Smoker’s Dissonance
Cigarettes are like flares. I light them hoping someone else will be drawn to my light. But flares burn red and quick, signaling distress. People swerve to give a wide berth to flares while I fill with longing for intimacy because that’s what my addiction to “social smoking” was built upon—a desire for something meaningful, no matter how fleeting and no matter the cost.
But in a ruminating mind, I am not given the gift of simply smoking and yearning, because Shame is standing nearby to take the wind out of my sails harder than any American Spirit ever could. How is that self-loathing worth it? That’s the nature of addiction—cognitive dissonance doesn’t cancel out craving, the mental simulacrum of need.
On this particular evening, I light a cigarette on the small stoop of my apartment. The breeze blows the smoke back into my house, so I decide to put on some slippers and walk along my block. I suddenly recall a billboard I saw recently admonishing big tobacco. It’s two images of the same little boy side by side. One image of him is clear and bright and says, “We see a dreamer,” the other is more blurry through a yellowed filter and says, “Tobacco companies see a customer,” or something along those lines. I get the message is targeted toward children’s futures, but I’m still affected by the suggestion that dreamers and smokers are mutually exclusive.
When I walk back into my house and smell the stale smoke on myself something curdles inside of me. It’s the loneliness. What if you lit a flare, but help never came? You just watched it burn out as things got dark again.

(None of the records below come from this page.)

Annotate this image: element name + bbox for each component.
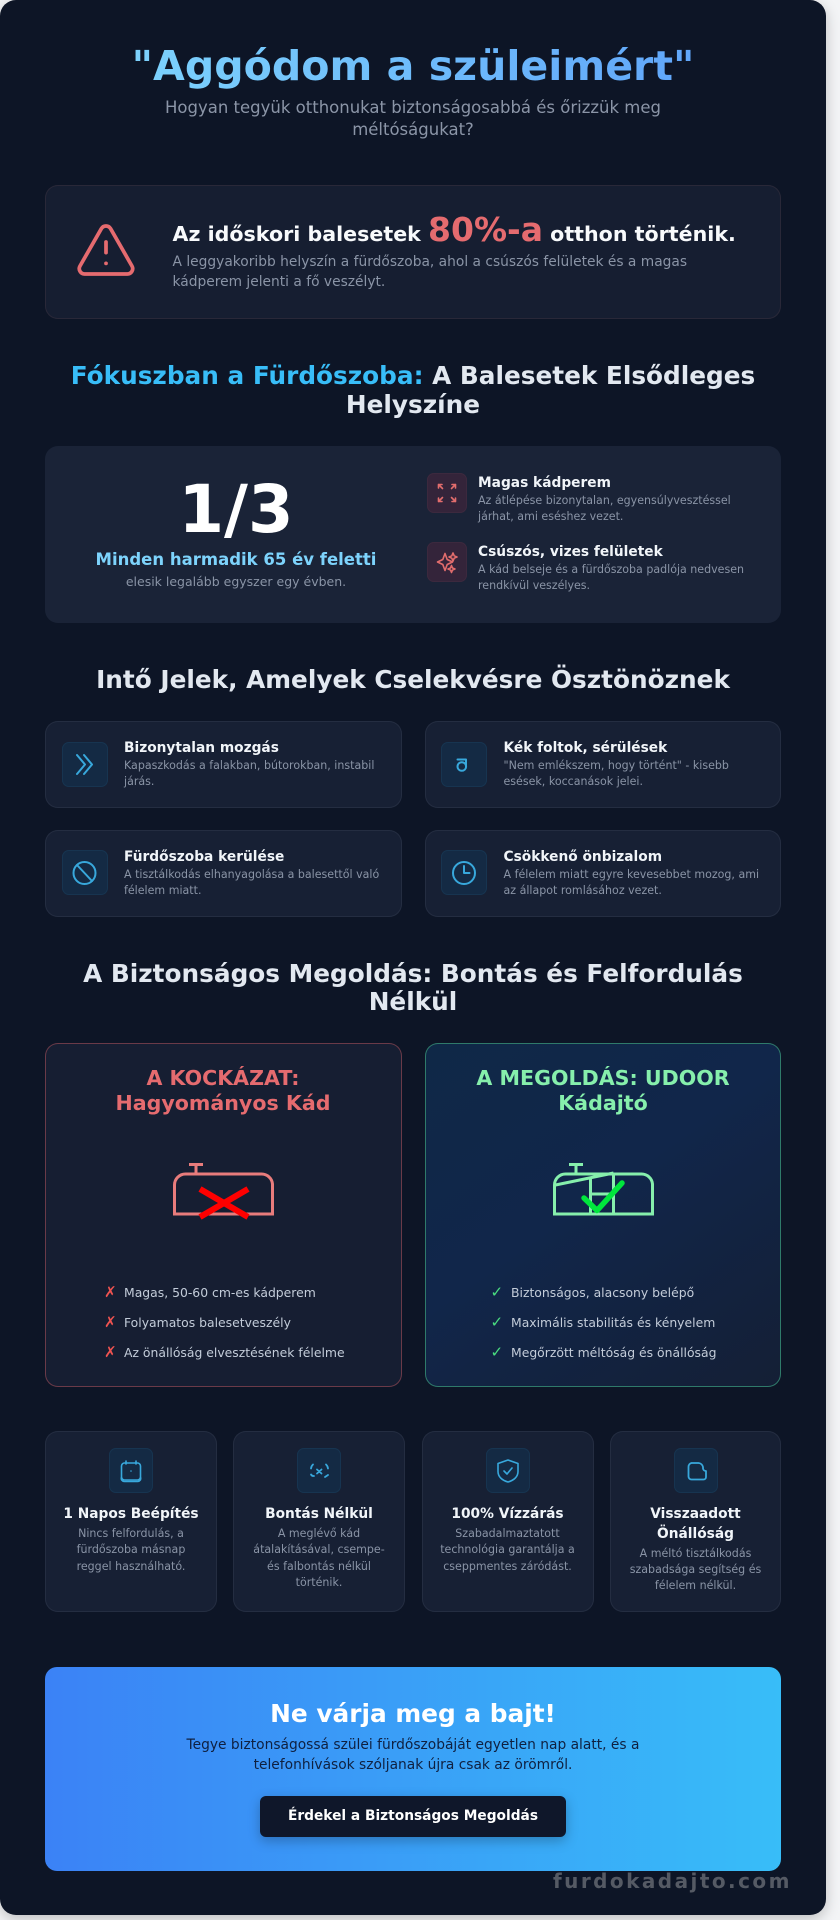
feature description: szabadsága segítség és [630,1563,761,1576]
cta button: Érdekel a Biztonságos Megoldás [288,1808,538,1824]
sign text [504,740,729,788]
feature description: Nincs felfordulás, a [78,1527,184,1540]
cross mark list item: ✗ [104,1313,117,1331]
panel: the solution, UDOOR tub door [424,1043,781,1387]
stat caption: Minden harmadik 65 év feletti [96,550,376,569]
sign text [124,849,379,897]
panel: warning sign unsteady movement [45,721,402,808]
icon: clock [441,850,487,895]
icon: high rim [427,473,467,513]
feature title: Önállóság [657,1526,734,1542]
risk title [115,1066,331,1115]
feature description: technológia garantálja a [440,1543,575,1556]
icon: bruise mark [441,742,487,787]
panel: waterproof [422,1431,594,1612]
sign description: A tisztálkodás elhanyagolása a balesettől való [124,868,379,881]
sign description [504,759,729,788]
solution title: Kádajtó [558,1091,648,1115]
solution title: A MEGOLDÁS: UDOOR [476,1066,730,1090]
cross mark list item: Az önállóság elvesztésének félelme [124,1345,345,1360]
sign description: esések, koccanások jelei. [504,775,643,788]
icon: dashed corners with x [297,1448,341,1493]
risk title: A KOCKÁZAT: [146,1066,300,1090]
cta description: telefonhívások szóljanak újra csak az örömről. [254,1756,572,1772]
panel: one in three [45,446,781,623]
sign title: Fürdőszoba kerülése [124,849,284,865]
check mark list item: ✓ [490,1283,503,1301]
panel: regained independence [610,1431,781,1612]
cross mark list item: Magas, 50-60 cm-es kádperem [124,1285,316,1300]
panel: the risk, traditional tub [45,1043,402,1387]
risk description: A kád belseje és a fürdőszoba padlója nedvesen [478,563,744,576]
watermark: furdokadajto.com [553,1869,792,1893]
risk list [104,1283,345,1361]
sign description [504,868,759,897]
feature description [630,1546,761,1592]
check mark list item: ✓ [490,1313,503,1331]
panel: warning sign declining confidence [424,830,781,917]
check mark list item: ✓ [490,1343,503,1361]
subtitle: méltóságukat? [352,120,474,139]
feature title: 100% Vízzárás [451,1506,564,1522]
heading: warning signs: Intő Jelek, Amelyek Cselekvésre Ösztönöznek [96,665,730,694]
heading: focus on bathroom [71,361,755,418]
statistic description: A leggyakoribb helyszín a fürdőszoba, ahol a csúszós felületek és a magas [172,254,687,270]
feature description: átalakításával, csempe- [253,1543,385,1556]
sign title: Csökkenő önbizalom [504,849,662,865]
icon: chevrons [62,742,108,787]
cross mark list item: Folyamatos balesetveszély [124,1315,291,1330]
sign text [124,740,374,788]
icon: ban circle [62,850,108,895]
solution title [476,1066,730,1115]
feature description: Szabadalmaztatott [455,1527,560,1540]
sign description: az állapot romlásához vezet. [504,884,662,897]
feature description: cseppmentes záródást. [443,1560,572,1573]
check mark list item: Biztonságos, alacsony belépő [511,1285,694,1300]
risk: high rim [478,475,731,523]
feature description: történik. [296,1576,342,1589]
icon: tub with red cross [173,1163,274,1220]
risk description [478,494,731,523]
statistic description [172,254,687,290]
panel: one day installation [45,1431,217,1612]
panel: warning sign avoiding bathroom [45,830,402,917]
cta description: Tegye biztonságossá szülei fürdőszobáját egyetlen nap alatt, és a [187,1737,639,1753]
icon: warning triangle [77,224,135,276]
icon: slippery sparkles [427,542,467,582]
feature title [650,1506,741,1542]
title: "Aggódom a szüleimért" [132,42,694,90]
sign description [124,868,379,897]
heading: the safe solution [83,959,743,1016]
feature description: A méltó tisztálkodás [640,1546,751,1560]
subtitle [165,98,661,139]
cross mark list item: ✗ [104,1343,117,1361]
cta description [186,1737,639,1772]
solution list [490,1283,716,1361]
feature description: reggel használható. [77,1560,185,1573]
check mark list item: Maximális stabilitás és kényelem [511,1315,715,1330]
stat sub caption: elesik legalább egyszer egy évben. [126,574,346,589]
panel: 80% statistic [45,185,781,319]
sign description: járás. [124,775,154,788]
feature description [440,1527,575,1573]
icon: calendar [109,1448,153,1493]
feature description: és falbontás nélkül [267,1560,371,1573]
sign title: Bizonytalan mozgás [124,740,279,756]
sign description: "Nem emlékszem, hogy történt" - kisebb [504,759,729,772]
panel: no demolition [233,1431,405,1612]
cross mark list item: ✗ [104,1283,117,1301]
icon: rounded door shape [674,1448,718,1493]
big number 1/3: 1/3 [178,472,294,548]
sign description [124,759,374,788]
risk description: Az átlépése bizonytalan, egyensúlyvesztéssel [478,494,731,507]
heading: the safe solution: A Biztonságos Megoldás: Bontás és Felfordulás [83,959,743,988]
sign description: A félelem miatt egyre kevesebbet mozog, ami [504,868,759,881]
sign text [504,849,759,897]
heading: the safe solution: Nélkül [369,987,457,1016]
feature description: A meglévő kád [278,1527,360,1540]
check mark list item: Megőrzött méltóság és önállóság [511,1345,716,1360]
risk: slippery surfaces [478,544,744,592]
cta button [260,1796,566,1837]
risk title: Hagyományos Kád [115,1091,331,1115]
risk description [478,563,744,592]
feature title: Bontás Nélkül [265,1506,373,1522]
heading: focus on bathroom: Fókuszban a Fürdőszoba: A Balesetek Elsődleges [71,361,755,390]
risk title: Magas kádperem [478,475,611,491]
risk description: rendkívül veszélyes. [478,579,590,592]
feature description [76,1527,185,1573]
feature description: fürdőszoba másnap [77,1543,185,1556]
feature description [253,1527,385,1589]
icon: tub with door and green check [553,1163,654,1216]
cta heading: Ne várja meg a bajt! [270,1699,556,1728]
feature title: 1 Napos Beépítés [63,1506,199,1522]
icon: shield check [486,1448,530,1493]
statistic description: kádperem jelenti a fő veszélyt. [172,274,385,290]
subtitle: Hogyan tegyük otthonukat biztonságosabbá és őrizzük meg [165,98,661,117]
sign description: félelem miatt. [124,884,201,897]
panel: warning sign bruises [424,721,781,808]
heading: focus on bathroom: Helyszíne [346,390,480,418]
sign title: Kék foltok, sérülések [504,740,667,756]
risk title: Csúszós, vizes felületek [478,544,663,560]
panel: call to action [45,1667,781,1871]
statistic headline: Az időskori balesetek 80%-a otthon történik. [172,210,736,249]
sign description: Kapaszkodás a falakban, bútorokban, instabil [124,759,374,772]
risk description: járhat, ami eséshez vezet. [478,510,623,523]
feature title: Visszaadott [650,1506,741,1522]
feature description: félelem nélkül. [655,1579,736,1592]
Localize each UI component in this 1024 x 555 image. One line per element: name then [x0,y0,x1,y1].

It’s not that cigarettes make me feel hopeful, but that they feel like rolling the dice, a moment where I’m taking a little off the end, just to see if it’s possible to have a meaningful now. Some people claim they don’t understand vice, as if they’ve lived a life of purity and self-discipline. No one’s perfect. But when I smoke a cigarette my imperfection coils around me like a boa constrictor and no one comes to light my fire.